What are these resources? How to create them?
Mapping your Schemata
I love creating mindmaps of books or articles I read. You can capture the layers of your knowledge in there. You can hide some of these layers to see the root of the knowledge, and expend the branches to see the different level of abstractions.
In short, mind maps allow you to apply, in a very visual way, the principle of chunking we saw at the beginning of this article. It can, more or less, represent the schemata in your long term memory.
It means that you need to mindmap the sources of knowledge which are explaining well and thoroughly the concepts they teach. You need to know as well what prior knowledge you need in order to understand the material.
Then, when your learners look at you as you were an alien speaking Goa’uld, you can come back to your mind maps to see what piece of information they don’t know and you’ve forgotten to explain. Even if the answer is not in the mindmap but in your prior knowledge, only going through it can trigger what you forgot to explain.

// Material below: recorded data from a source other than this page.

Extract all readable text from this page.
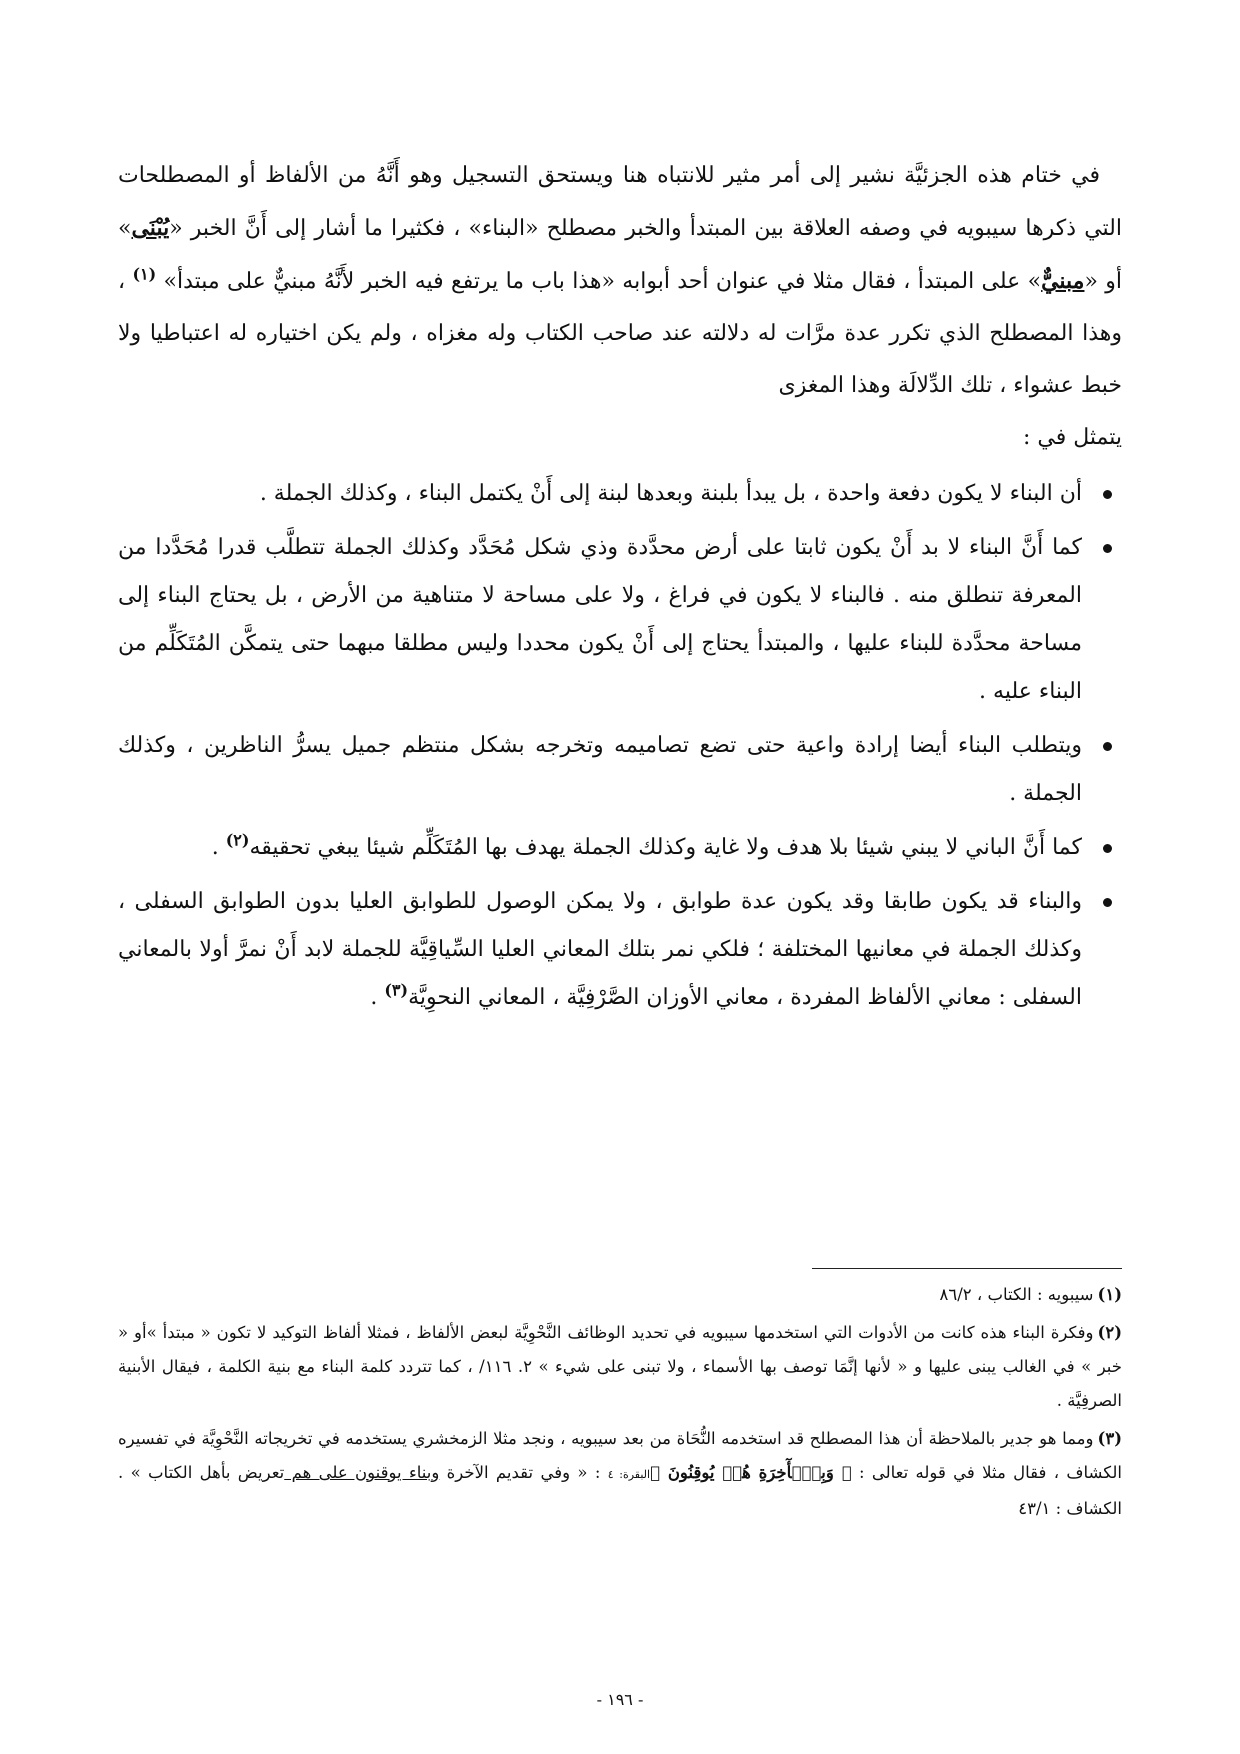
في ختام هذه الجزئيَّة نشير إلى أمر مثير للانتباه هنا ويستحق التسجيل وهو أَنَّهُ من الألفاظ أو المصطلحات التي ذكرها سيبويه في وصفه العلاقة بين المبتدأ والخبر مصطلح «البناء» ، فكثيرا ما أشار إلى أَنَّ الخبر «يُبْنَى» أو «مبنيٌّ» على المبتدأ ، فقال مثلا في عنوان أحد أبوابه «هذا باب ما يرتفع فيه الخبر لأَنَّهُ مبنيٌّ على مبتدأ» $^{(١)}$ ، وهذا المصطلح الذي تكرر عدة مرَّات له دلالته عند صاحب الكتاب وله مغزاه ، ولم يكن اختياره له اعتباطيا ولا خبط عشواء ، تلك الدِّلالَة وهذا المغزى

يتمثل في :

أن البناء لا يكون دفعة واحدة ، بل يبدأ بلبنة وبعدها لبنة إلى أَنْ يكتمل البناء ، وكذلك الجملة .
كما أَنَّ البناء لا بد أَنْ يكون ثابتا على أرض محدَّدة وذي شكل مُحَدَّد وكذلك الجملة تتطلَّب قدرا مُحَدَّدا من المعرفة تنطلق منه . فالبناء لا يكون في فراغ ، ولا على مساحة لا متناهية من الأرض ، بل يحتاج البناء إلى مساحة محدَّدة للبناء عليها ، والمبتدأ يحتاج إلى أَنْ يكون محددا وليس مطلقا مبهما حتى يتمكَّن المُتَكَلِّم من البناء عليه .
ويتطلب البناء أيضا إرادة واعية حتى تضع تصاميمه وتخرجه بشكل منتظم جميل يسرُّ الناظرين ، وكذلك الجملة .
كما أَنَّ الباني لا يبني شيئا بلا هدف ولا غاية وكذلك الجملة يهدف بها المُتَكَلِّم شيئا يبغي تحقيقه$^{(٢)}$ .
والبناء قد يكون طابقا وقد يكون عدة طوابق ، ولا يمكن الوصول للطوابق العليا بدون الطوابق السفلى ، وكذلك الجملة في معانيها المختلفة ؛ فلكي نمر بتلك المعاني العليا السِّياقِيَّة للجملة لابد أَنْ نمرَّ أولا بالمعاني السفلى : معاني الألفاظ المفردة ، معاني الأوزان الصَّرْفِيَّة ، المعاني النحوِيَّة$^{(٣)}$ .

(١)سيبويه : الكتاب ، ٨٦/٢

(٢)وفكرة البناء هذه كانت من الأدوات التي استخدمها سيبويه في تحديد الوظائف النَّحْوِيَّة لبعض الألفاظ ، فمثلا ألفاظ التوكيد لا تكون « مبتدأ »أو « خبر » في الغالب يبنى عليها و « لأنها إنَّمَا توصف بها الأسماء ، ولا تبنى على شيء » ٢. ١١٦/ ، كما تتردد كلمة البناء مع بنية الكلمة ، فيقال الأبنية الصرفِيَّة .

(٣)ومما هو جدير بالملاحظة أن هذا المصطلح قد استخدمه النُّحَاة من بعد سيبويه ، ونجد مثلا الزمخشري يستخدمه في تخريجاته النَّحْوِيَّة في تفسيره الكشاف ، فقال مثلا في قوله تعالى : ﴿ وَبِٱلۡأٓخِرَةِ هُمۡ يُوقِنُونَ ﴾البقرة: ٤ : « وفي تقديم الآخرة وبناء يوقنون على هم تعريض بأهل الكتاب » . الكشاف : ٤٣/١

- ١٩٦ -
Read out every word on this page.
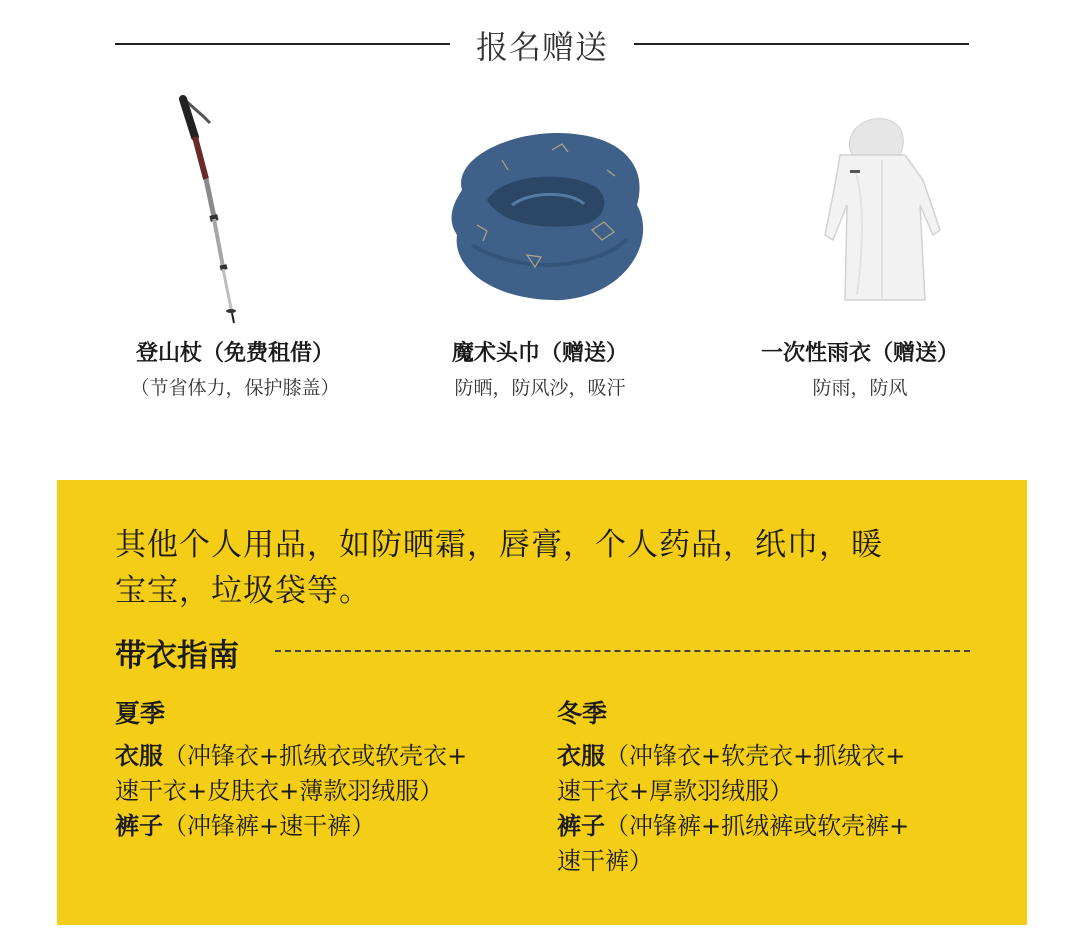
报名赠送
登山杖（免费租借）
（节省体力，保护膝盖）
魔术头巾（赠送）
防晒，防风沙，吸汗
一次性雨衣（赠送）
防雨，防风
其他个人用品，如防晒霜，唇膏，个人药品，纸巾，暖
宝宝，垃圾袋等。
带衣指南
夏季
衣服（冲锋衣+抓绒衣或软壳衣+
速干衣+皮肤衣+薄款羽绒服）
裤子（冲锋裤+速干裤）
冬季
衣服（冲锋衣+软壳衣+抓绒衣+
速干衣+厚款羽绒服）
裤子（冲锋裤+抓绒裤或软壳裤+
速干裤）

Additionally, mindmaps are a fantastic way to store knowledge in your long term memory by actively going through them on a regular basis, using spaced repetitions. They will help you to go through the Expert Path™.
Writing a Development Journal
I keep a journal where I write the bugs I encounter and how I solved them, the traps and inconsistencies programming languages throw to our wonderful faces, and other joyful details I want to log.
When a beginner encounter difficulties to understand my explanations how to solve a difficult bug or tasks, I can search in my journal using tags and search queries to understand what was my thinking process at the time.
Then, I can try to remember the prior knowledge required to explain it to my learners, if they don’t know it already. Similarly, using mindmaps can help remember how I was thinking at the time, what difficulties I had, and how I solved them.
Writing a Blog
A big benefit of writing a blog is the appropriation (or reinforcement) of knowledge. Again, going through my blog can help me to remember what was the state of my knowledge at the time I wrote a precise article, and what I read to acquire this knowledge.
Then, I can have a mental model about what to explain to the learner, and have all the details I need in order to avoid the expert blind spot.
Thriving to be a Good Mentor
It’s time to summarize. What did we see in this article?
- The working memory, used to understand, learn, and perform, is limited.
- Experts need to abstract their knowledge (“chunking”) and brush away the details. The goal: save some space in the working memory to learn new concepts, or to take action.
- The expert blind spot is the set of all the details experts can’t recall easily.
- It’s not because experts abstracted the details of their knowledge that they can’t retrieve it to perform a given task. It’s a more automatic (or intuitive) way of using knowledge.
- When experts teach to beginners, they might not be able to explain these abstracted details.
- Informal communications and friendly relationships can give precious information about what a learner doesn’t know. It will help the teacher not falling into the expert blind spot.
- Writing or representing the steps and layers of our knowledge (via mindmaps, blogs, or journals for example) can remind us the details we might have chunked.
There is no magical recipes: avoiding the expert blind spot is ultimately a personal quest. In short: we should try, experiment, learn, and practice!